His smile had become mocking. Once or twice he looked out of the corner of his eye at his pistol, lying on the sheets. The captain had no doubt that he would use it if the opportunity arose.
“You,” said Alatriste, “are a whoreson and a viper.”
Malatesta looked at him with what seemed to be sincere surprise.
“
Pardiez,
Captain Alatriste. Anyone who heard you would take you for a Clarist nun.”
Silence. Keeping his finger on the trigger of the pistol, the captain took a long look around. Gualterio Malatesta’s lodgings reminded him too much of his own for him to be totally indifferent. And in a certain way, the Italian was right. They were not all that far apart.
“Is it true that you cannot move out of that bed?”
“By my faith, no.” Malatesta was now looking at him with renewed attention. “What is it? Are you looking for an excuse?” Again the white, cruel smile grew wider. “If it helps, I can tell you of the men I have dispatched posthaste, without giving them time for a ‘God help me.’ Awake, asleep, from the front, from the back—and more of the second than the first. So don’t come to me now with a crisis of conscience.” The smile gave way to a quiet little laugh, discordant, evil. “You and I are professionals.”
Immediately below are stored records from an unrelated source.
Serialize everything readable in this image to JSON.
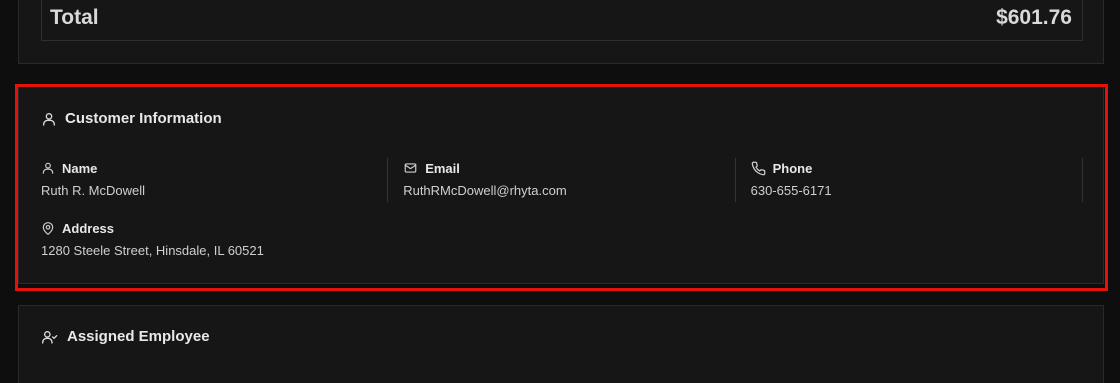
{
  "summary": {
    "total_label": "Total",
    "total_value": "$601.76"
  },
  "customer": {
    "title": "Customer Information",
    "title_icon": "user-icon",
    "name": {
      "label": "Name",
      "value": "Ruth R. McDowell",
      "icon": "user-icon"
    },
    "email": {
      "label": "Email",
      "value": "RuthRMcDowell@rhyta.com",
      "icon": "mail-icon"
    },
    "phone": {
      "label": "Phone",
      "value": "630-655-6171",
      "icon": "phone-icon"
    },
    "address": {
      "label": "Address",
      "value": "1280 Steele Street, Hinsdale, IL 60521",
      "icon": "map-pin-icon"
    }
  },
  "employee": {
    "title": "Assigned Employee",
    "title_icon": "user-check-icon"
  },
  "colors": {
    "background": "#0e0e0e",
    "card": "#161616",
    "highlight": "#e3120b"
  }
}
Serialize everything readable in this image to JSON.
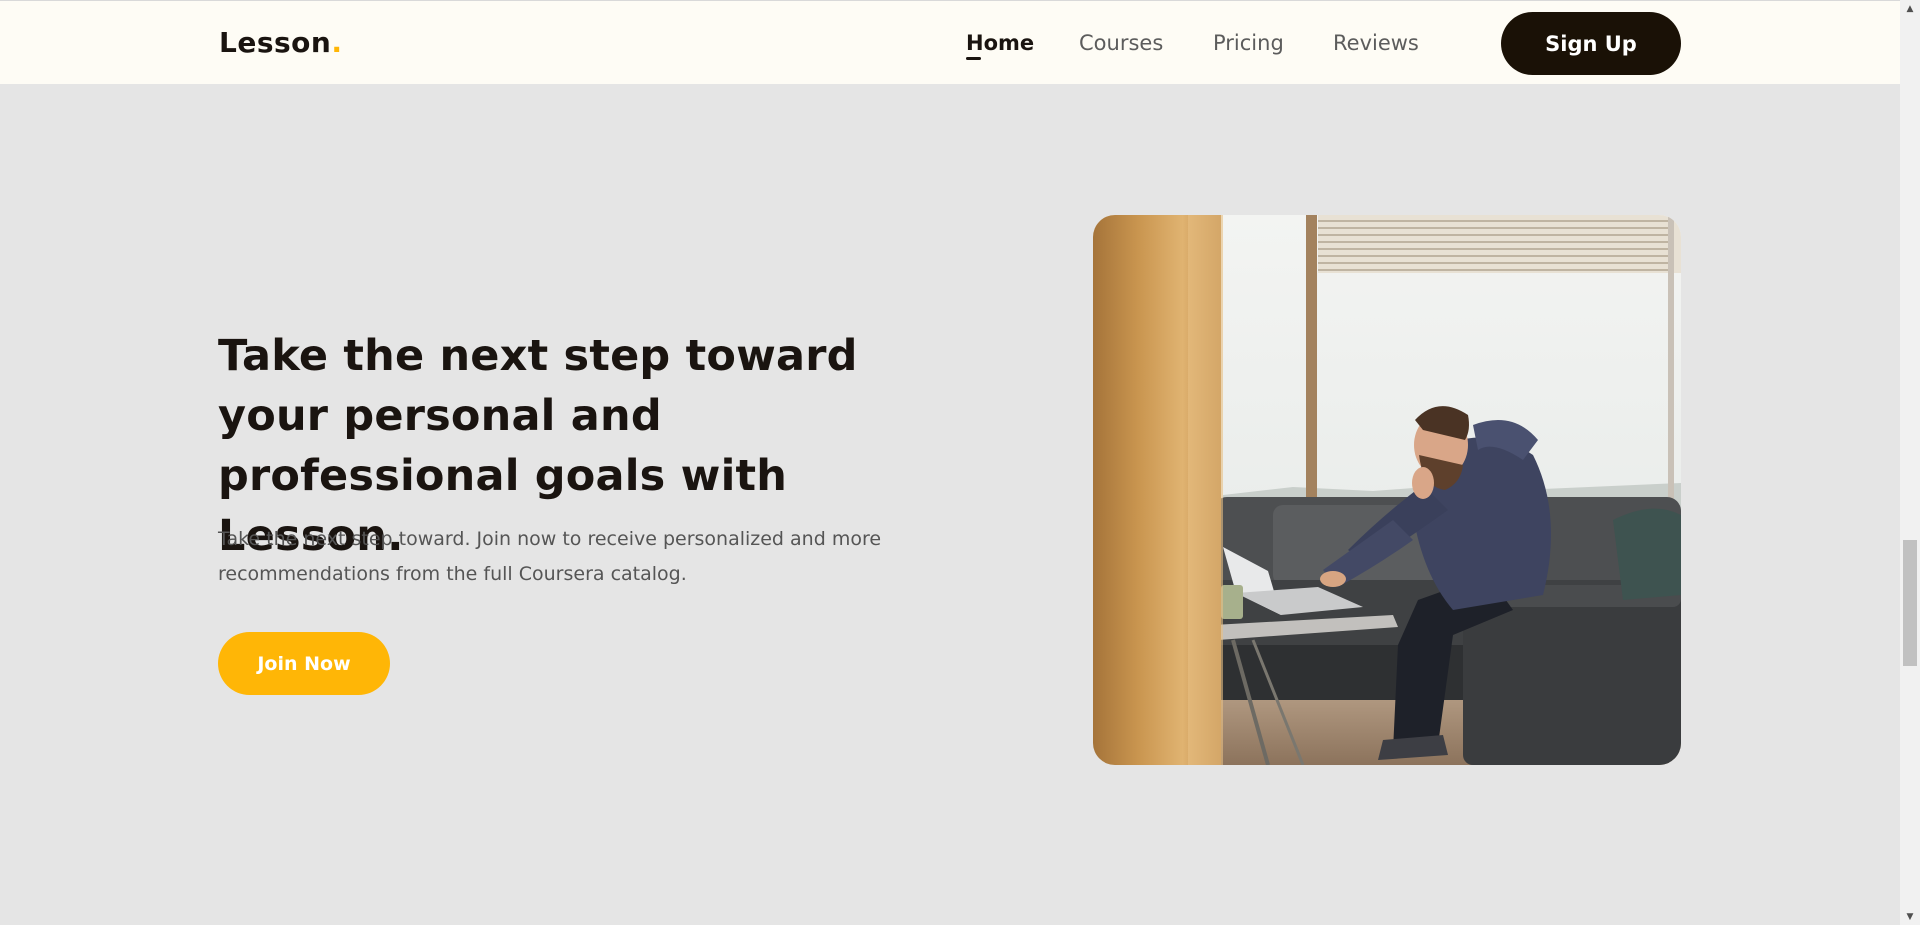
{
  "header": {
    "logo_text": "Lesson",
    "logo_dot": ".",
    "nav": [
      {
        "label": "Home",
        "active": true
      },
      {
        "label": "Courses",
        "active": false
      },
      {
        "label": "Pricing",
        "active": false
      },
      {
        "label": "Reviews",
        "active": false
      }
    ],
    "signup_label": "Sign Up"
  },
  "hero": {
    "title": "Take the next step toward your personal and professional goals with Lesson.",
    "description": "Take the next step toward. Join now to receive personalized and more recommendations from the full Coursera catalog.",
    "cta_label": "Join Now",
    "image_alt": "man working on laptop on a sofa"
  },
  "colors": {
    "accent": "#ffb606",
    "dark": "#1a1106",
    "header_bg": "#fefcf5",
    "page_bg": "#e5e5e5"
  }
}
Alatriste looked at his enemy’s sword. The guard had as many nicks and dents as his own.
Everything comes down to how the dice fall,
he told himself.
“I would be grateful,” Alatriste suggested, “if you would try to grab the pistol, or that sword.”
Malatesta stared at him, hard, before slowly shaking his head no.
“Not a chance. I may lie here filleted, but I am no coward. If you want to kill me, press that trigger and it will be over. With luck, I will reach hell in time for dinner.”
“I do not like the role of executioner.”
“Then shove it up your ass. I am too weak to argue.”
He lay his head back on the pillow and closed his eyes, whistling his
ti-ri-tu, ta-ta,
as if the matter had been settled. Alatriste stood with his pistol in hand, as through the window came the distant tolling of church bells.
Finally, Malatesta stopped whistling. He ran his hand over his swollen eyebrows, then across his pocked and scarred face, and again looked at the captain.
“Well? What have you decided?”
Alatriste did not answer. The situation verged on the grotesque. Not even Lope would have dared put such a scene in a play, for fear that the cobbler Tabarca’s
mosqueteros
—those toughest critics—would stomp their feet in disapproval. He walked a little closer to the bed, studying his enemy’s wounds. They stank, and looked very bad.
“Oh, but make no mistake,” said Malatesta, believing he knew what Alatriste was thinking. “I will come out of this. We men from Palermo are tough. So just get it over with.”
Diego Alatriste wanted to dispatch the dangerous swine, who had been such a menace in his life and that of his friends. Leaving him alive was as suicidal as keeping a venomous serpent in the room where he planned to sleep. He wanted and he needed to kill Gualterio Malatesta. Not this way, however, but with steel in their hands, face to face, hearing the gasping and grunts of the fight, and the death rattle at the end.